Benchmark results: EG-CFG performs better than GPT-4 on HumaneVal and MBPP-ET, while Claude is better than Claude

The EG-CFG method was tested using two versions of the DeepSeek model: the local 1.3B parameter model and the larger V3-0324 model were tested through the API. It is evaluated in five code benchmarks: MBPP, HUMANEVAL, CODECONTESTS, MBPP-ET and HUMANEVAL-ET. On HumaneVal, EG-CFG with DeepSeek V3 correctly solved 90.1% of the tasks, outperforming GPT-4 (85.5%) and Claude 2 (83.2%). On MBPP-ET, it achieves 81.4% accuracy, setting a new benchmark. It is worth noting that the smaller 1.3b model also showed strong growth, with the growth rate of human events increasing from 46.3% to 61.7% when booted with EG-CFG. An ablation study confirmed the importance of components such as dynamic feedback and beam search in driving these results.

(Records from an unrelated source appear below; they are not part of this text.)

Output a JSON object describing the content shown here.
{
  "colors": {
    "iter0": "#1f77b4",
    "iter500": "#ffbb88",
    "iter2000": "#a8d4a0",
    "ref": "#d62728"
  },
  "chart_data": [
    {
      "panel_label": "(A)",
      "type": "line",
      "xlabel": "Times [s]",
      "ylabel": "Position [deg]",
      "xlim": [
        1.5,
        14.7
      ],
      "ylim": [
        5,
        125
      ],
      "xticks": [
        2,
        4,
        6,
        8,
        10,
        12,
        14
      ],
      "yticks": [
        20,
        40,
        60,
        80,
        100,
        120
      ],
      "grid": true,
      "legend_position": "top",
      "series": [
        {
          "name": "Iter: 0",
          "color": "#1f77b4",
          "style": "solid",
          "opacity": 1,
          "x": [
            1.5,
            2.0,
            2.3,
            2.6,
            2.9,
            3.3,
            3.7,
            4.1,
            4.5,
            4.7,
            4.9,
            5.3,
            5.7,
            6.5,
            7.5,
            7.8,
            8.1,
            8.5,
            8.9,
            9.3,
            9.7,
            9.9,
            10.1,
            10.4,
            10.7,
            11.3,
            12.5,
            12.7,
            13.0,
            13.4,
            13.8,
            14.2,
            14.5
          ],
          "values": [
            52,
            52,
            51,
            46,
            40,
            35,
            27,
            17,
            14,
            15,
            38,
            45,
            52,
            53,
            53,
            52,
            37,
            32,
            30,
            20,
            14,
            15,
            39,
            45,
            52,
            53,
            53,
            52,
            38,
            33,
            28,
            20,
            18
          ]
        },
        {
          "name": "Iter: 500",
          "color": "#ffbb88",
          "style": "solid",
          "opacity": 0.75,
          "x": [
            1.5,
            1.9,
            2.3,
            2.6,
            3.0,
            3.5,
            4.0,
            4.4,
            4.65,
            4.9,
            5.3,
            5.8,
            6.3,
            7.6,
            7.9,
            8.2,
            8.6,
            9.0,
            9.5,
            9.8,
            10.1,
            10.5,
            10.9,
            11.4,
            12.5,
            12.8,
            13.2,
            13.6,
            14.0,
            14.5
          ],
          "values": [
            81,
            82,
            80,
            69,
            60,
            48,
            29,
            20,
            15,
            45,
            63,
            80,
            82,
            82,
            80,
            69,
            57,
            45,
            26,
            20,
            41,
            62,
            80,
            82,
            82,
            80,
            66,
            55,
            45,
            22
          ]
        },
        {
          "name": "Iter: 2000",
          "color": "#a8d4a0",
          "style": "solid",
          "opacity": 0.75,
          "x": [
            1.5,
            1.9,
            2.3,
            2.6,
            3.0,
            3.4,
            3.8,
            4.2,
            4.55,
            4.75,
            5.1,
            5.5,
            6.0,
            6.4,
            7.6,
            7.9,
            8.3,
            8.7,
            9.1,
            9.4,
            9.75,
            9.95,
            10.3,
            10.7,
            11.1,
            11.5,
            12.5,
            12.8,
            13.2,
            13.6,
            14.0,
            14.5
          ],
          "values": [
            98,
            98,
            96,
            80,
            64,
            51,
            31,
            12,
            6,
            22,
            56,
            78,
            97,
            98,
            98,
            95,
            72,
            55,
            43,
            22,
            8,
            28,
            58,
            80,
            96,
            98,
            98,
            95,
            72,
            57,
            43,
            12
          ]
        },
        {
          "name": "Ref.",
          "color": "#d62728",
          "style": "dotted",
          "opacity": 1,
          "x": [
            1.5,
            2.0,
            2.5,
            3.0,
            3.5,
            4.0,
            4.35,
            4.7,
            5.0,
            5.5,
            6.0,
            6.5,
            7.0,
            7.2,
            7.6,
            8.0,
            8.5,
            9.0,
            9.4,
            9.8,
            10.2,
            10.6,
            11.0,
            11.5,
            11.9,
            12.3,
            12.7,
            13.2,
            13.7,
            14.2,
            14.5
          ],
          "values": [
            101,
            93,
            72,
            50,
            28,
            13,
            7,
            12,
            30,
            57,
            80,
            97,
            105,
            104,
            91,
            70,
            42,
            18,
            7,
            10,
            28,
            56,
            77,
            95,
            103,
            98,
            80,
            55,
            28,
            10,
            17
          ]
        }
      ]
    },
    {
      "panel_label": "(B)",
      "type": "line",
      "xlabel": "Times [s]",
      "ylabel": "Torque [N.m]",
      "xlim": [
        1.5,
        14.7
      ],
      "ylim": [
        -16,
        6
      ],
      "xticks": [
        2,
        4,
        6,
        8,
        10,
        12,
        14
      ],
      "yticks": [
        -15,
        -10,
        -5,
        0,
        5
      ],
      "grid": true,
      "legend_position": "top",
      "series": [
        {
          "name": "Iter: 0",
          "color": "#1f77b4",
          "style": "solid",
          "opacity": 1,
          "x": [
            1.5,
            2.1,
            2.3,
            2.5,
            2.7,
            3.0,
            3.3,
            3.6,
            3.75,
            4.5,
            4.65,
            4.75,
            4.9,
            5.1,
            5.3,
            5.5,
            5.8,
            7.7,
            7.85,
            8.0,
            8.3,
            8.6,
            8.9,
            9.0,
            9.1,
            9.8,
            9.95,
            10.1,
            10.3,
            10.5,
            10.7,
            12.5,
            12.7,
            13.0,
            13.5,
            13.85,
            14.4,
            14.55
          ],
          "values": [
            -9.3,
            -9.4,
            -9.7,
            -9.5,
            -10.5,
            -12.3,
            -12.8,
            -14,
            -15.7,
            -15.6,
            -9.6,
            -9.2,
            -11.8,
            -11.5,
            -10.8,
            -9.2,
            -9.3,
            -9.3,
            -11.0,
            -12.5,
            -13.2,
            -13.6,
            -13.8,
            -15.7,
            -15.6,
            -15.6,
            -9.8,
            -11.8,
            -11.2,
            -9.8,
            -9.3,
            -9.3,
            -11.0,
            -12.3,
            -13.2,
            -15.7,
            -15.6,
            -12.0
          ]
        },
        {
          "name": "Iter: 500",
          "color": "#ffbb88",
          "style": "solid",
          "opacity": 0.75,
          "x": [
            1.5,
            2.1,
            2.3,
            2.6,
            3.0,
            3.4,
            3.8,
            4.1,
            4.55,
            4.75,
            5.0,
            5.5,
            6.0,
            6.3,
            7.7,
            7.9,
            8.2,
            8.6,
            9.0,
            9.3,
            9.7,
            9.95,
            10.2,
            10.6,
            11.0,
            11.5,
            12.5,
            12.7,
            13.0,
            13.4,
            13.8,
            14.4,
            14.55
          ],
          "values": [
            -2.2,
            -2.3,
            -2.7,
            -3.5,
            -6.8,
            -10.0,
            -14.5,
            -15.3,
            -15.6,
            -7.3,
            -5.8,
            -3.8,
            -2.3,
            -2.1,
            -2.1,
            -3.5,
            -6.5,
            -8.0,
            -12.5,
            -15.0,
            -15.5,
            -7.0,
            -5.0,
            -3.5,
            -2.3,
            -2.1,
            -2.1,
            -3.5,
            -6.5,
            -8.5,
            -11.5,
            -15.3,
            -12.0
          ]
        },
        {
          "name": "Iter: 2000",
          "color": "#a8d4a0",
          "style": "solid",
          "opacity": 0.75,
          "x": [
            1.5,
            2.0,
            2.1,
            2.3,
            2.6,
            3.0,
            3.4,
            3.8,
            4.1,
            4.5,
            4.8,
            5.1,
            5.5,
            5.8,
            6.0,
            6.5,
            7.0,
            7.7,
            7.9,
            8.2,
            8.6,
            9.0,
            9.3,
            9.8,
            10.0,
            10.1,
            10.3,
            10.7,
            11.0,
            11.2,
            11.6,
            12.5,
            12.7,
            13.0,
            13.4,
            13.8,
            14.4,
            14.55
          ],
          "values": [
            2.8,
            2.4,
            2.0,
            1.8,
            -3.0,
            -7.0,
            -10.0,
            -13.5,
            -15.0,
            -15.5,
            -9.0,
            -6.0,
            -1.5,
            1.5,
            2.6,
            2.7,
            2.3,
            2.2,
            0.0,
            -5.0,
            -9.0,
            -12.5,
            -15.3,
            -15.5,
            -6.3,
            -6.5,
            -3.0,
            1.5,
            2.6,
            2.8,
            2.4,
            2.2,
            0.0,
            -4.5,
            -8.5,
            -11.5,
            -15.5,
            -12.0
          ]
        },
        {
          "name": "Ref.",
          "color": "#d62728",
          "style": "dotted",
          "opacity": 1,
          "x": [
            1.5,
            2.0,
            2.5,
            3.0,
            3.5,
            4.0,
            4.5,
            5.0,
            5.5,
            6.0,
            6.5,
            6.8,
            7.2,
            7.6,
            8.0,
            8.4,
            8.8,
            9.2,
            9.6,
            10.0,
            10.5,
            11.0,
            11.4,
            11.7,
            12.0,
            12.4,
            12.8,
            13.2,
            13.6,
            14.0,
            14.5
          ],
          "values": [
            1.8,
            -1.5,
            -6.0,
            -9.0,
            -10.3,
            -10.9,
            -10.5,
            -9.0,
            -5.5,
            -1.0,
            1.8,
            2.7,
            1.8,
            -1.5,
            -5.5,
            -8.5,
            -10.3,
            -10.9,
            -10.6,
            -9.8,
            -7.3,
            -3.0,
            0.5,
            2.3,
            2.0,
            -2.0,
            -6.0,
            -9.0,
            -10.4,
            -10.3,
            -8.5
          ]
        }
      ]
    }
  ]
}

Conclusion: EG-CFG simulates human-machine debugging to improve code generation

In summary, the EG-CFG method introduces a new method of generating code using language models by combining real-time execution feedback during generation. Unlike traditional methods that rely on static patterns, EG-CFG simulates how human programmers test and perfect code. It uses Beam search to explore possible code completions, tests them with real inputs, and then generates them based on the results guided. This happens by line, ensuring that feedback is both structured and works. This approach also supports multiple agents working in parallel, thereby increasing efficiency. EG-CFG achieves the highest accuracy in standard benchmarks, showing strong results even on complex coding tasks and smaller models.


Check Paper and Github page. All credits for this study are to the researchers on the project.


Sana Hassan, a consulting intern at Marktechpost and a dual-degree student at IIT Madras, is passionate about applying technology and AI to address real-world challenges. He is very interested in solving practical problems, and he brings a new perspective to the intersection of AI and real-life solutions.